Adapun mengenai perhitungan jagka waktu perlindnungan hak cipta, undang-undang mengatur dengan beberapa ketentuan. Terhadap ciptaan yang diumumkan bagian demi bagian, jangka waktu perlindungannya dihitung mulai tanggal pengumuman bagian terakhir. Sementara itu, dalam menentukan jangka waktu berlakunya hak cipta atas ciptaan yang terdiri dari  dua jilid atau lebih, setiap jilid dianggap sebagai ciptaan tersendiri. Demikian pula ikhtisar dan berita yang diumumkan secara berkala dan tidak bersamaan waktunya.

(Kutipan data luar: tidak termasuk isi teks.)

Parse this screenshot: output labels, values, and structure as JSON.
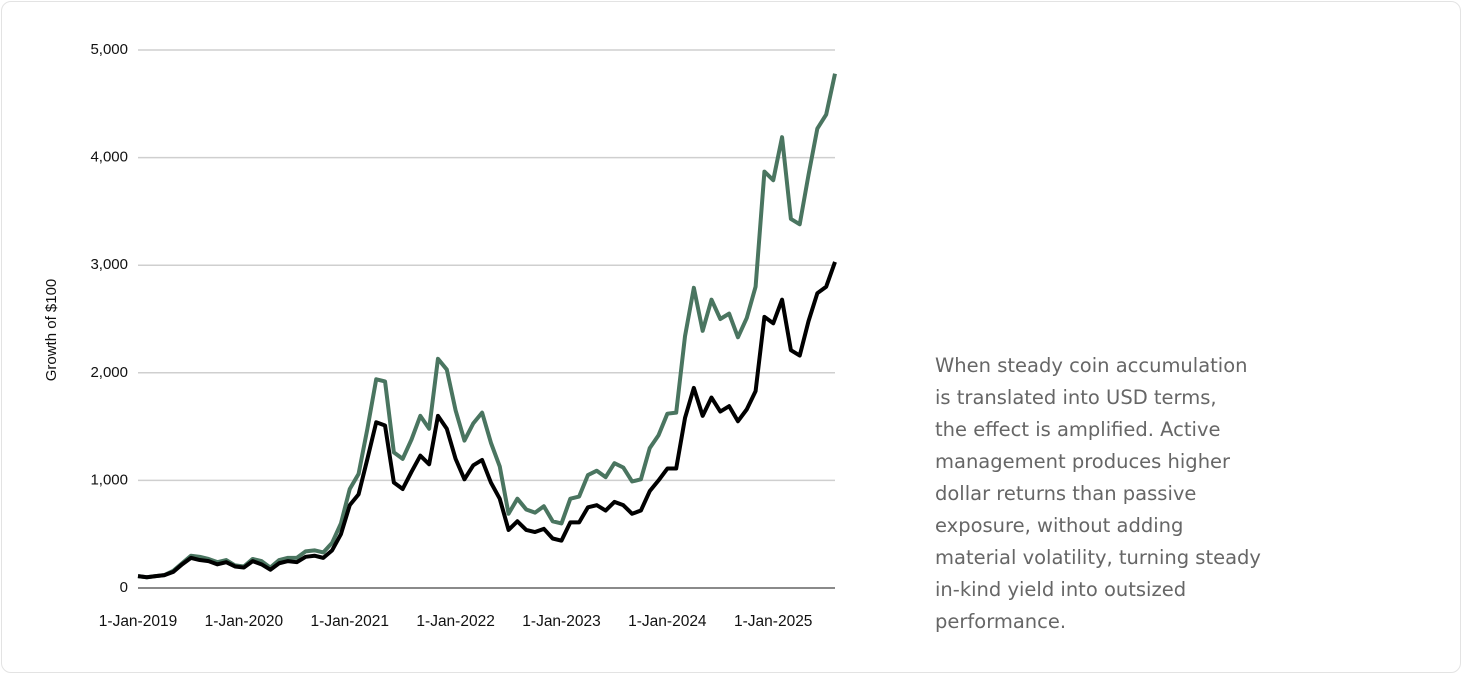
{
  "chart_data": {
    "type": "line",
    "y_label": "Growth of $100",
    "categories": [
      "1-Jan-2019",
      null,
      null,
      null,
      null,
      null,
      null,
      null,
      null,
      null,
      null,
      null,
      "1-Jan-2020",
      null,
      null,
      null,
      null,
      null,
      null,
      null,
      null,
      null,
      null,
      null,
      "1-Jan-2021",
      null,
      null,
      null,
      null,
      null,
      null,
      null,
      null,
      null,
      null,
      null,
      "1-Jan-2022",
      null,
      null,
      null,
      null,
      null,
      null,
      null,
      null,
      null,
      null,
      null,
      "1-Jan-2023",
      null,
      null,
      null,
      null,
      null,
      null,
      null,
      null,
      null,
      null,
      null,
      "1-Jan-2024",
      null,
      null,
      null,
      null,
      null,
      null,
      null,
      null,
      null,
      null,
      null,
      "1-Jan-2025",
      null,
      null,
      null,
      null,
      null,
      null,
      null
    ],
    "series": [
      {
        "color": "#4a7560",
        "values": [
          110,
          100,
          110,
          120,
          160,
          230,
          300,
          290,
          270,
          240,
          260,
          210,
          200,
          270,
          250,
          190,
          260,
          280,
          280,
          340,
          350,
          330,
          420,
          600,
          920,
          1060,
          1480,
          1940,
          1920,
          1260,
          1200,
          1380,
          1600,
          1480,
          2130,
          2030,
          1650,
          1370,
          1530,
          1630,
          1350,
          1130,
          690,
          830,
          730,
          700,
          760,
          620,
          600,
          830,
          850,
          1050,
          1090,
          1030,
          1160,
          1120,
          990,
          1010,
          1300,
          1420,
          1620,
          1630,
          2340,
          2790,
          2390,
          2680,
          2500,
          2550,
          2330,
          2510,
          2800,
          3870,
          3790,
          4190,
          3430,
          3380,
          3840,
          4270,
          4400,
          4780
        ]
      },
      {
        "color": "#000000",
        "values": [
          110,
          100,
          110,
          120,
          150,
          220,
          280,
          260,
          250,
          220,
          240,
          200,
          190,
          250,
          220,
          170,
          230,
          250,
          240,
          290,
          300,
          280,
          350,
          500,
          770,
          870,
          1200,
          1540,
          1510,
          980,
          920,
          1080,
          1230,
          1150,
          1600,
          1480,
          1200,
          1010,
          1140,
          1190,
          980,
          830,
          540,
          620,
          540,
          520,
          550,
          460,
          440,
          610,
          610,
          750,
          770,
          720,
          800,
          770,
          690,
          720,
          900,
          1000,
          1110,
          1110,
          1580,
          1860,
          1600,
          1770,
          1640,
          1690,
          1550,
          1660,
          1830,
          2520,
          2460,
          2680,
          2210,
          2160,
          2480,
          2740,
          2800,
          3030
        ]
      }
    ],
    "ylim": [
      0,
      5000
    ],
    "yticks": [
      0,
      {
        "value": 1000,
        "label": "1,000"
      },
      {
        "value": 2000,
        "label": "2,000"
      },
      {
        "value": 3000,
        "label": "3,000"
      },
      {
        "value": 4000,
        "label": "4,000"
      },
      {
        "value": 5000,
        "label": "5,000"
      }
    ],
    "grid": true
  },
  "text_panel": {
    "lines": [
      "When steady coin accumulation",
      "is translated into USD terms,",
      "the effect is amplified. Active",
      "management produces higher",
      "dollar returns than passive",
      "exposure, without adding",
      "material volatility, turning steady",
      "in-kind yield into outsized",
      "performance."
    ]
  }
}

Selanjutnya, tanpa mengurani hak pencipta atas jangka waktu perlindungan hak cipta yang dihitung berdasarkan lahirnya suatu ciptaan, penghitungan jangka waktu perlindungan dimulai tanggal 1 Januari tahun berikutnya setelah ciptaan itu diumumkan, diketahui oleh umum, diterbitkan atau setelah pencipta meninggal dunia.


Sumber:
Henry Soelistyo, 2011. Hak Cipta Tanpa Hak Moral. Jakarta: PT. RajaGrafindo Persada.